Closed jennapappalardo closed 3 years ago

jennapappalardo commented 3 years ago

Hello! I'm interested in doing pseudobulk differential expression analysis to get sample-level rather than cell-level statistics for single-cell data. I was wondering what the rationale is for adding counts for cells and then normalizing the data rather than normalizing data at the single-cell level and then combining. I initially assumed pseudobulk would be done on data normalizing on a per-cell level to reduce cellular variability before combining.

Thanks so much!

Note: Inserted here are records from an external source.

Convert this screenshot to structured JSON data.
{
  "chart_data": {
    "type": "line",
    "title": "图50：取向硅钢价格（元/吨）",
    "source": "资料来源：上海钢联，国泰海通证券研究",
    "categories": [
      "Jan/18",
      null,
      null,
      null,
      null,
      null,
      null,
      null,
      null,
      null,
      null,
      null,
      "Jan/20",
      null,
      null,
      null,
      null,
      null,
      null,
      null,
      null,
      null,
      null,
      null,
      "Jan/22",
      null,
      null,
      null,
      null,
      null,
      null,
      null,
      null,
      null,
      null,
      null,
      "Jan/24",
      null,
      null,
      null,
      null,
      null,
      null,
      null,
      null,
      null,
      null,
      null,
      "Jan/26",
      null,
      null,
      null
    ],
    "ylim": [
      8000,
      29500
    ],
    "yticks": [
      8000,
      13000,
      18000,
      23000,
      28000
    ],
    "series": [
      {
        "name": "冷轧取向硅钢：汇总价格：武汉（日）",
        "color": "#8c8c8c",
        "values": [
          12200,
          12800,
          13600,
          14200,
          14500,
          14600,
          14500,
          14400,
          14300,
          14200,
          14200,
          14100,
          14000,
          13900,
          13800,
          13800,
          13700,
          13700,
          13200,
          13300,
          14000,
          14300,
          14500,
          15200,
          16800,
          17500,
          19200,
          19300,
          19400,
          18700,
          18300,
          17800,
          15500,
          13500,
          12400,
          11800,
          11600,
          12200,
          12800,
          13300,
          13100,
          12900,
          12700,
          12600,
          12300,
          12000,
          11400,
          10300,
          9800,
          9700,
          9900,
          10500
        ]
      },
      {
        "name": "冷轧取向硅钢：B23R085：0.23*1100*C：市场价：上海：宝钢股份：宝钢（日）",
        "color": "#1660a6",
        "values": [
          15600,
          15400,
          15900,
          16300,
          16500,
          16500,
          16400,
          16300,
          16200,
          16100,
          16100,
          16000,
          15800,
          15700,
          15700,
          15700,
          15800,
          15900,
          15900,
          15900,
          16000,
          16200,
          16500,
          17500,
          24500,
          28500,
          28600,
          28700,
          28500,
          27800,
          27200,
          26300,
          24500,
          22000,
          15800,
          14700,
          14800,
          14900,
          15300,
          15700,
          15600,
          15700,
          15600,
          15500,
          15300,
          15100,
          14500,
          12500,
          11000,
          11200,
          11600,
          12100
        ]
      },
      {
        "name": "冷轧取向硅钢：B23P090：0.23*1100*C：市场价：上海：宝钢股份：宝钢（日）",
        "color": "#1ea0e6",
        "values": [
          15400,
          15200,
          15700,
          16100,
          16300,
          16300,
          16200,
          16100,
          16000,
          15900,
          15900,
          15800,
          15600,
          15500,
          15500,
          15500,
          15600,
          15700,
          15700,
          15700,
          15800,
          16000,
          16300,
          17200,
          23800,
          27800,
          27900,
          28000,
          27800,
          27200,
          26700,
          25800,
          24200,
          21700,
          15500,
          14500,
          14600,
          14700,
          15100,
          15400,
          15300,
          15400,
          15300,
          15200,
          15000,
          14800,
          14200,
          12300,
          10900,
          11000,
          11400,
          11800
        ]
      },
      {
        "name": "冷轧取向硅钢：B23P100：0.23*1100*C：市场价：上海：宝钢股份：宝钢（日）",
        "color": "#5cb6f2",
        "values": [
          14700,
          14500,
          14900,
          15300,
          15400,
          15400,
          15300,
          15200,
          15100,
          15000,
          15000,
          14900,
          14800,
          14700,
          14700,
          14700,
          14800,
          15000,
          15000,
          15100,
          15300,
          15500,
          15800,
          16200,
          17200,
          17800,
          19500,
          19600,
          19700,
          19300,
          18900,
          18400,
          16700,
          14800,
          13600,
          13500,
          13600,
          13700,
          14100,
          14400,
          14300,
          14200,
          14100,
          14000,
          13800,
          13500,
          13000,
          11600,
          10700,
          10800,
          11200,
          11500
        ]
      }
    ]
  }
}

Jenna

LTLA commented 3 years ago

Nothing too complicated.

The theoretical reason is that the addition of counts is a more accurate representation of an actual bulk experiment, where you're just pooling the transcripts from all cell types regardless of their total RNA content. For example, if we had a bulk sample with equal numbers of cells from two types, but one type of cell had higher RNA content, the bulk sample would have a greater contribution of RNA from that larger cell type. Whether this is desirable or not is up for debate, but the pseudo-bulk process just replicates this effect by adding the counts directly rather than performing any normalization for library size on a per-cell level.

The practical reasons are that (i) downstream tools like edgeR and friends work best with counts, rather than a sum of normalized values that probably won't recapitulate the mean-variance relationship properly; and (ii) it's just easier to sum counts and not have to worry about how to normalize them beforehand.

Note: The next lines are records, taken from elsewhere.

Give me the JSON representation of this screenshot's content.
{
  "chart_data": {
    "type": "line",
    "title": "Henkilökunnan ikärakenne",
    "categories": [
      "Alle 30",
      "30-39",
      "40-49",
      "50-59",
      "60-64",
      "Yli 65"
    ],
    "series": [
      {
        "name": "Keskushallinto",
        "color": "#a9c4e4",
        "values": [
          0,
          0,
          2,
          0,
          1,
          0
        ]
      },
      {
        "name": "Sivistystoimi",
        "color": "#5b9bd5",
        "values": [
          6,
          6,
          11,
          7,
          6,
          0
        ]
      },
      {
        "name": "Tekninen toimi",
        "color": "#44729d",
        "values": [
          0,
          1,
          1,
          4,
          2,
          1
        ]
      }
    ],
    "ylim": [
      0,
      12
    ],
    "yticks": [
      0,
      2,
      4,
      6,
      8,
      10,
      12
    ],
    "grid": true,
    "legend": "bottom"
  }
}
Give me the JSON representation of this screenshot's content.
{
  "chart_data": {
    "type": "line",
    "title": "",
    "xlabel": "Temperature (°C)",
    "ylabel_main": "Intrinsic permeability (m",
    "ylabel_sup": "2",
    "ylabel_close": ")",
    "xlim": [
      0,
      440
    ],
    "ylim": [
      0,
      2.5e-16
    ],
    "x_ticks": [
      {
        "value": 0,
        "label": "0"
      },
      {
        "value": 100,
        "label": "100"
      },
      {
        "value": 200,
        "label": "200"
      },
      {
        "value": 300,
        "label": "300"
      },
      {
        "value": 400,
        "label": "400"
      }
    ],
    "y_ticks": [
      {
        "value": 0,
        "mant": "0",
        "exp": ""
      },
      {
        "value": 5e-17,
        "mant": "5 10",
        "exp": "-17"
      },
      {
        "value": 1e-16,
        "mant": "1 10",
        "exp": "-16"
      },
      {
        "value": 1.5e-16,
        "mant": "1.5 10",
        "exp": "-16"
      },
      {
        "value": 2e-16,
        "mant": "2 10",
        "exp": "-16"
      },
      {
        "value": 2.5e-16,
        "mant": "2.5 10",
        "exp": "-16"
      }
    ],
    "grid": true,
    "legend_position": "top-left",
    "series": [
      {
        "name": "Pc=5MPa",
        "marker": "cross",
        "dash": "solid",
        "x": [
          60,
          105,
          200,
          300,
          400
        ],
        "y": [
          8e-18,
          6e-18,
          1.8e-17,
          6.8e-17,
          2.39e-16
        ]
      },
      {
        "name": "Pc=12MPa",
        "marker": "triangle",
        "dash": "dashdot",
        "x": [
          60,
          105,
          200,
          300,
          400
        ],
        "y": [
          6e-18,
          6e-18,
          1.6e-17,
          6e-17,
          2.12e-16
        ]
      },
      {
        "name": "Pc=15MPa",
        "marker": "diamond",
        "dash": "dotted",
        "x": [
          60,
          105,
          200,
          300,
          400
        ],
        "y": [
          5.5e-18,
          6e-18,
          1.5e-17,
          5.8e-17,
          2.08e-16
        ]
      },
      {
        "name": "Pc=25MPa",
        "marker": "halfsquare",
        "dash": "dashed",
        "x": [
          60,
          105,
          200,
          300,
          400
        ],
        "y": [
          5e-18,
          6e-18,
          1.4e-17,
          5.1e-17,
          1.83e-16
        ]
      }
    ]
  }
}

jennapappalardo commented 3 years ago

That makes sense, thanks so much for the quick answer!

LTLA commented 3 years ago

For an extra bonus:

It's not always clear that normalization will actually reduce the variability of the sum. For example:

set.seed(13579)

# 100 cells with a range of size factors
ncells <- 100
sf <- 2^rnorm(ncells, sd=2)
sf <- sf/mean(sf)

# Simulating 1000 pseudo-bulk samples, summed with and without scaling. 
iterations <- 1000
collected.raw <- collected.norm <- numeric(iterations)
for (i in seq_len(iterations)) {
    y <- rnbinom(ncells, mu=sf, size=10)
    collected.raw[[i]] <- sum(y)
    collected.norm[[i]] <- sum(y/sf)
}

# Computing the dispersion, according to edgeR
# (assuming that no normalization across samples is necessary).
library(edgeR)
design <- matrix(1, iterations)
offset <- numeric(iterations) 
estimateDisp(rbind(collected.raw), design=design, offset=offset)$common
## [1] 0.003879769
estimateDisp(rbind(collected.norm), design=design, offset=offset)$common
## [1] 0.04159851

This is because, when counts for cells with small sf get scaled up, the normalized values inflate the variance of the sum - remember, scaling up a count will increase the variance by the square of the scaling factor.

jennapappalardo commented 3 years ago

That's a really great point! Thanks so much!